Monday, March 14, 2016

The situation on 20 March 1941 in Cyrenaica

The British and Australians were left with the original plan for defending Cyrenaica on 20 March 1941. Generals Neame and Gambier-Parry had acted to keep a permanent presence at the fort at El Agheila. They had the 1st King's Dragoon Guards forward. They were "two miles east of Marsa Brega with a squadron to the south at Bir el Ginn". There were some Australian light anti-aircraft guns and anti-tank guns (very few), and some British light anti-aircraft guns. They patroled with one armored car and one anti-tank gun. From 20 March, one platoon of motorized infantry would stay at the El Agheila fort at night.
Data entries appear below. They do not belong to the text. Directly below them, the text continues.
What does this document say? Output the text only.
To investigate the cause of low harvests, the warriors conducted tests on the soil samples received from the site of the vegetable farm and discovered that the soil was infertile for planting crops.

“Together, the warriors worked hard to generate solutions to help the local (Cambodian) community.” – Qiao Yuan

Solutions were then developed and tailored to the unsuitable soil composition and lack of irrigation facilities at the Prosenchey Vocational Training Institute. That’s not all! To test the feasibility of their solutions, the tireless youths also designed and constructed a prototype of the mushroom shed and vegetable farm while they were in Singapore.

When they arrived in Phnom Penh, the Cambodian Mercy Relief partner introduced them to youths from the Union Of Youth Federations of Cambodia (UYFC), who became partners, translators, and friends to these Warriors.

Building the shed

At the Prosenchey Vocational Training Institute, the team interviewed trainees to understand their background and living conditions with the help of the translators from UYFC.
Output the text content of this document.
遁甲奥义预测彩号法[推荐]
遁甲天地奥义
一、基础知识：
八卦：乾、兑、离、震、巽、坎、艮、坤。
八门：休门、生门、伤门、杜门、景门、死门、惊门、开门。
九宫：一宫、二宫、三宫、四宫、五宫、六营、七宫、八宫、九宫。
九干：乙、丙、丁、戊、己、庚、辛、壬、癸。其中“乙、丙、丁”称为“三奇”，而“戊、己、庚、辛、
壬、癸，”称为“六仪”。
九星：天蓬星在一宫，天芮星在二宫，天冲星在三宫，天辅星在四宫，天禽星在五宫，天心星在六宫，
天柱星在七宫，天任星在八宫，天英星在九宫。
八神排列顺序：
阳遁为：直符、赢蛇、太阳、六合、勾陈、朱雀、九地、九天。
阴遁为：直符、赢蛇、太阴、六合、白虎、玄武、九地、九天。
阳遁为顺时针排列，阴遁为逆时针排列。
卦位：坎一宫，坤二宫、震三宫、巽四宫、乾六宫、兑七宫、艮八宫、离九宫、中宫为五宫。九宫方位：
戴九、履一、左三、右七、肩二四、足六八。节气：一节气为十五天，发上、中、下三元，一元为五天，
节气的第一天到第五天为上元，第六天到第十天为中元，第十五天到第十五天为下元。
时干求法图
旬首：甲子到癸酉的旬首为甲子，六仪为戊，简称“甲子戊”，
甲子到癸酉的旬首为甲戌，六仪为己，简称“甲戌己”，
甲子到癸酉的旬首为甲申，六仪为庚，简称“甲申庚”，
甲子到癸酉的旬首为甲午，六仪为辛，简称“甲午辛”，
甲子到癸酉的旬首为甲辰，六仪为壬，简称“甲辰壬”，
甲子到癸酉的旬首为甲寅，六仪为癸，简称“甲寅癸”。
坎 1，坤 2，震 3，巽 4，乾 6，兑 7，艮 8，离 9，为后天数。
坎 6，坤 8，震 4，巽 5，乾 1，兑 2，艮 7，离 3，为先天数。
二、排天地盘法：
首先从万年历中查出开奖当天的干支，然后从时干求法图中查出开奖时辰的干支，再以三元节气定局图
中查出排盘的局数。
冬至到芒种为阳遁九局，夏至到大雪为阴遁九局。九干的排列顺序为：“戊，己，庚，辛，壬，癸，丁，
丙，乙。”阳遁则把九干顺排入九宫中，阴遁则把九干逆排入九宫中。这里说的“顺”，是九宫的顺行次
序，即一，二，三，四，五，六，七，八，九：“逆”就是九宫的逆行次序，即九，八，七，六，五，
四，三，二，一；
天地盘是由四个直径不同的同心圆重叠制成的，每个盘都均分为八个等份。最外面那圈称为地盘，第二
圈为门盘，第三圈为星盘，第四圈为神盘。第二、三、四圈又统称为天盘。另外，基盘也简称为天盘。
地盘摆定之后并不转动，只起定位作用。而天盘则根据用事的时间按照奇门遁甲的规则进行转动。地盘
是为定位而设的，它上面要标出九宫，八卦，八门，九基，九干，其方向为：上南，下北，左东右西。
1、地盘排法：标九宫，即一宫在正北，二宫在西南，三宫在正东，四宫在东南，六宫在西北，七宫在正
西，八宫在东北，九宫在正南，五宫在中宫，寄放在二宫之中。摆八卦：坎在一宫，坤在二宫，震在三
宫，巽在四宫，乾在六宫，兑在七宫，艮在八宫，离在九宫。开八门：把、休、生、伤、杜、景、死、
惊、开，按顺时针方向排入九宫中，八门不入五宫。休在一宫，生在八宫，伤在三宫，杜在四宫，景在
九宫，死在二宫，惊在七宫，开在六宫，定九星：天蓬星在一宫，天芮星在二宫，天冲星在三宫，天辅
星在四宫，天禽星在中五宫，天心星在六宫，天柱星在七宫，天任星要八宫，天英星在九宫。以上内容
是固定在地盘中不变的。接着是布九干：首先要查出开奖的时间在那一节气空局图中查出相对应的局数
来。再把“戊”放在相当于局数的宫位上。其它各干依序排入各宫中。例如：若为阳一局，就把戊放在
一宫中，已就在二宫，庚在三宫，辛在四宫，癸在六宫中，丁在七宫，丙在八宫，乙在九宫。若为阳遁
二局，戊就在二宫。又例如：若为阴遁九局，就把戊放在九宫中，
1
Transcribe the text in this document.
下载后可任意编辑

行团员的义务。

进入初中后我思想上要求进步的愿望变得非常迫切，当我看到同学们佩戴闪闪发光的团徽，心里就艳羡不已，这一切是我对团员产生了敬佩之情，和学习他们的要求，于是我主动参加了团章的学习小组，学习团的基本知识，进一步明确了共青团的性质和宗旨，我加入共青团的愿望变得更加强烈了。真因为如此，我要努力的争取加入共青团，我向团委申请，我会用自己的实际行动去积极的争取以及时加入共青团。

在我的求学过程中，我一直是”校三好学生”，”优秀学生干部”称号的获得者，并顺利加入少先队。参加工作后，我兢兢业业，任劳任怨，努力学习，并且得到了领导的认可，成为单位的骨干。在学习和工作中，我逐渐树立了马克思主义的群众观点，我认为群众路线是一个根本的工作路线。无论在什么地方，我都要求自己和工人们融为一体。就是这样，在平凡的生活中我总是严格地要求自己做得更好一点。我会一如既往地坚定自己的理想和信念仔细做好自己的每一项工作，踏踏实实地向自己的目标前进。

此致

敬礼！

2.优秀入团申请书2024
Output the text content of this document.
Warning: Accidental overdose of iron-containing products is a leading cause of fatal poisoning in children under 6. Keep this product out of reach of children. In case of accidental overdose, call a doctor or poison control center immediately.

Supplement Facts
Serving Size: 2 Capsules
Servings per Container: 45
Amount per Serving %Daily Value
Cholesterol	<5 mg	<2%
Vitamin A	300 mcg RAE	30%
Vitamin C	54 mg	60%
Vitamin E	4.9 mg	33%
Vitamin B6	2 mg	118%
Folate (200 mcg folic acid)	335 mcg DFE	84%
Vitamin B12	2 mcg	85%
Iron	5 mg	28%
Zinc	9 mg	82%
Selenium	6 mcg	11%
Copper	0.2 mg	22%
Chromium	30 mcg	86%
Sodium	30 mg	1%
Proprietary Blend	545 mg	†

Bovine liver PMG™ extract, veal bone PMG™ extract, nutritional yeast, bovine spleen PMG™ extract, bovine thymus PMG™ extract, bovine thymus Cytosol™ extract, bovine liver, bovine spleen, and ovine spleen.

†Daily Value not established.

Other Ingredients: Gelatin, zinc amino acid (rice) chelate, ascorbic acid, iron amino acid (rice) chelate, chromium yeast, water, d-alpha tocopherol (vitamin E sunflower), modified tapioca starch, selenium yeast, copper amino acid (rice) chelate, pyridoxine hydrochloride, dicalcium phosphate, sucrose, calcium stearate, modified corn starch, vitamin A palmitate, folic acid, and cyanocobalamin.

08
The infantry actually was to the south so that they could watch for a German approach. They also had a plan to ambush approaching Germans. Early on 23 March, they surprised some Germans. The anti-tank guns managed to knock out three German vehicles. They had surprised a larger force with armored cars, tanks, and field guns. The Germans had intelligence that the experienced divisions had been replaced by much less experienced units. Rommel flew to Germany to consult with the "German High Command". He planned a larger attack on 24 March 1941. Rommel was asking for more forces to be sent, but the current plan was only for the 15th Panzer Division to be sent in May. The high command was thinking about all their plans and was not particularly ready for Rommel to do anything to large that might interfere. In late March, both the British and Germans were using dummy tanks to give an illusion of strength. This is based on the account in Vol.II of the Australian Official History.